How Caring for Aging Parents Affects a Career
But, here’s the opportunity. The opportunity is for businesses to realize the tremendous value that
caregivers can bring to work. From a pure numbers perspective, that same MetLife and National Alliance for Caregiving study calculated the cost to businesses to replace women caregivers who quit their jobs because of their caregiving responsibilities at an estimated $3.3 billion. The average caregiver is a woman in her mid-to-late 40s. That’s a whole lot of work experience going out the door. And for that business owner who is happy to let a middle-aged woman go because he is of the mindset that the true talent base is among millennial workers, guess what? Nearly 11 million millennials, between the ages of 18 and 34, are providing care to a family member.
And then there is the enhanced skill set caregivers bring to their jobs. I’ve written about this before in a post titled, Why Family Caregivers Are Unemployable, and Why You Should Hire Them Anyway. But that was written from the perspective of why employers should hire caregivers. This time, I want you, working daughter, to internalize why you are an asset to your business.

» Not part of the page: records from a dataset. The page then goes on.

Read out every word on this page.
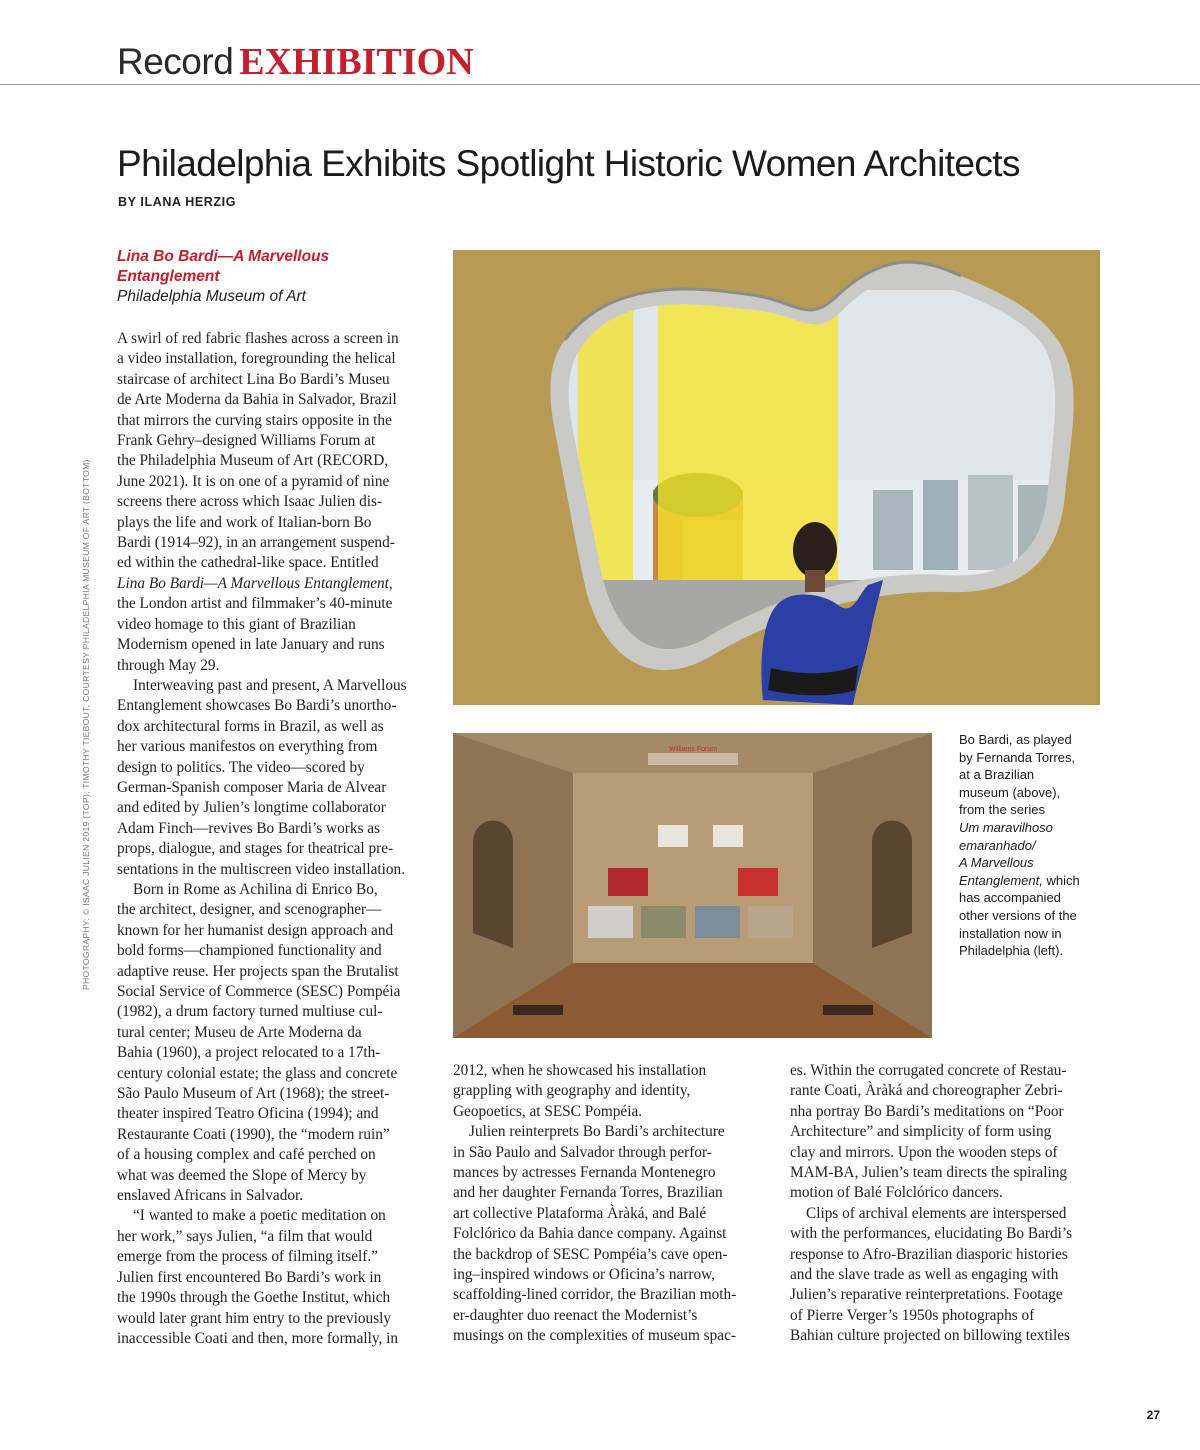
Record EXHIBITION
Philadelphia Exhibits Spotlight Historic Women Architects
BY ILANA HERZIG
Lina Bo Bardi—A Marvellous Entanglement
Philadelphia Museum of Art

A swirl of red fabric flashes across a screen in

a video installation, foregrounding the helical

staircase of architect Lina Bo Bardi’s Museu

de Arte Moderna da Bahia in Salvador, Brazil

that mirrors the curving stairs opposite in the

Frank Gehry–designed Williams Forum at

the Philadelphia Museum of Art (RECORD,

June 2021). It is on one of a pyramid of nine

screens there across which Isaac Julien dis-

plays the life and work of Italian-born Bo

Bardi (1914–92), in an arrangement suspend-

ed within the cathedral-like space. Entitled

Lina Bo Bardi—A Marvellous Entanglement,

the London artist and filmmaker’s 40-minute

video homage to this giant of Brazilian

Modernism opened in late January and runs

through May 29.

Interweaving past and present, A Marvellous

Entanglement showcases Bo Bardi’s unortho-

dox architectural forms in Brazil, as well as

her various manifestos on everything from

design to politics. The video—scored by

German-Spanish composer Maria de Alvear

and edited by Julien’s longtime collaborator

Adam Finch—revives Bo Bardi’s works as

props, dialogue, and stages for theatrical pre-

sentations in the multiscreen video installation.

Born in Rome as Achilina di Enrico Bo,

the architect, designer, and scenographer—

known for her humanist design approach and

bold forms—championed functionality and

adaptive reuse. Her projects span the Brutalist

Social Service of Commerce (SESC) Pompéia

(1982), a drum factory turned multiuse cul-

tural center; Museu de Arte Moderna da

Bahia (1960), a project relocated to a 17th-

century colonial estate; the glass and concrete

São Paulo Museum of Art (1968); the street-

theater inspired Teatro Oficina (1994); and

Restaurante Coati (1990), the “modern ruin”

of a housing complex and café perched on

what was deemed the Slope of Mercy by

enslaved Africans in Salvador.

“I wanted to make a poetic meditation on

her work,” says Julien, “a film that would

emerge from the process of filming itself.”

Julien first encountered Bo Bardi’s work in

the 1990s through the Goethe Institut, which

would later grant him entry to the previously

inaccessible Coati and then, more formally, in

2012, when he showcased his installation

grappling with geography and identity,

Geopoetics, at SESC Pompéia.

Julien reinterprets Bo Bardi’s architecture

in São Paulo and Salvador through perfor-

mances by actresses Fernanda Montenegro

and her daughter Fernanda Torres, Brazilian

art collective Plataforma Àràká, and Balé

Folclórico da Bahia dance company. Against

the backdrop of SESC Pompéia’s cave open-

ing–inspired windows or Oficina’s narrow,

scaffolding-lined corridor, the Brazilian moth-

er-daughter duo reenact the Modernist’s

musings on the complexities of museum spac-

es. Within the corrugated concrete of Restau-

rante Coati, Àràká and choreographer Zebri-

nha portray Bo Bardi’s meditations on “Poor

Architecture” and simplicity of form using

clay and mirrors. Upon the wooden steps of

MAM-BA, Julien’s team directs the spiraling

motion of Balé Folclórico dancers.

Clips of archival elements are interspersed

with the performances, elucidating Bo Bardi’s

response to Afro-Brazilian diasporic histories

and the slave trade as well as engaging with

Julien’s reparative reinterpretations. Footage

of Pierre Verger’s 1950s photographs of

Bahian culture projected on billowing textiles

PHOTOGRAPHY: © ISAAC JULIEN 2019 (TOP); TIMOTHY TIEBOUT, COURTESY PHILADELPHIA MUSEUM OF ART (BOTTOM)	Williams Forum
Bo Bardi, as played
by Fernanda Torres,
at a Brazilian
museum (above),
from the series
Um maravilhoso
emaranhado/
A Marvellous
Entanglement, which
has accompanied
other versions of the
installation now in
Philadelphia (left).
27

- Caregivers get sh*t done. I mean really. Talk about efficiency. When your day’s to-do list includes take Dad to the doctor, consult with his team to adjust his care plan; run an errand; choose paint colors and light fixtures for home remodel; help study for geography test; edit corporate blog post; call client to answer a question; interview a candidate; consult on Algebra homework; draft a new business proposal; schedule business travel; do an interview for a podcast; stop a bloody nose; call the insurance company and go to a networking reception, and you check everything off that list, you know two things are true. 1. You freakin rock! And 2. Caregiving gave you those mad skills. Because when you became a caregiver you had no other choice but to learn to crank. So be confident you are an asset to any organization.
- Caregivers know how to make flex time work for themselves and their employers. We caregivers require a level of flexibility that most people wouldn’t dare ask of their employers. But we did because we had no other way to survive. So as businesses contemplate the future and how they will adapt to the millennial workforce that wants to work differently, they should look to you for the answers.
- Caregivers don’t take no for an answer. Our sales and negotiation skills rival those of Jerry McGuire. From insisting the doctor see our father that day, to convincing our mother to drink more water so she doesn’t dehydrate, to getting a delivery of medical supplies expedited because we just can’t wait, to convincing our siblings to step up and help out, we get what we need. And we can put that tenacity and finesse to work for our employers to negotiate better supplier terms, get a vendor to come in on time and on budget time, or get a coworker to meet a deadline. Who doesn’t need that?
- Caregivers are tapped into a burgeoning market opportunity. The eldercare services market is projected at $294 billion in the United States alone. Who better to tap into that market opportunity than you? I’ll tell you who. No one. Whether you guide your employer as they assess the market or you launch your own business, you have incredibly relevant skills for an incredibly lucrative market.
For these reasons, and many more, caregiving should be good for your career.
So then, Denise and I talked about this issue further on her podcast, Your Caregiving Journey. You can listen to it here. And as we talked through, not just how the skills we develop as caregivers can be an asset, but how the perspective we gain as caregivers can change the way we think about work and life and work/life, I came to a new conclusion. I know how caring for aging parents affects a career, and it’s not all bad.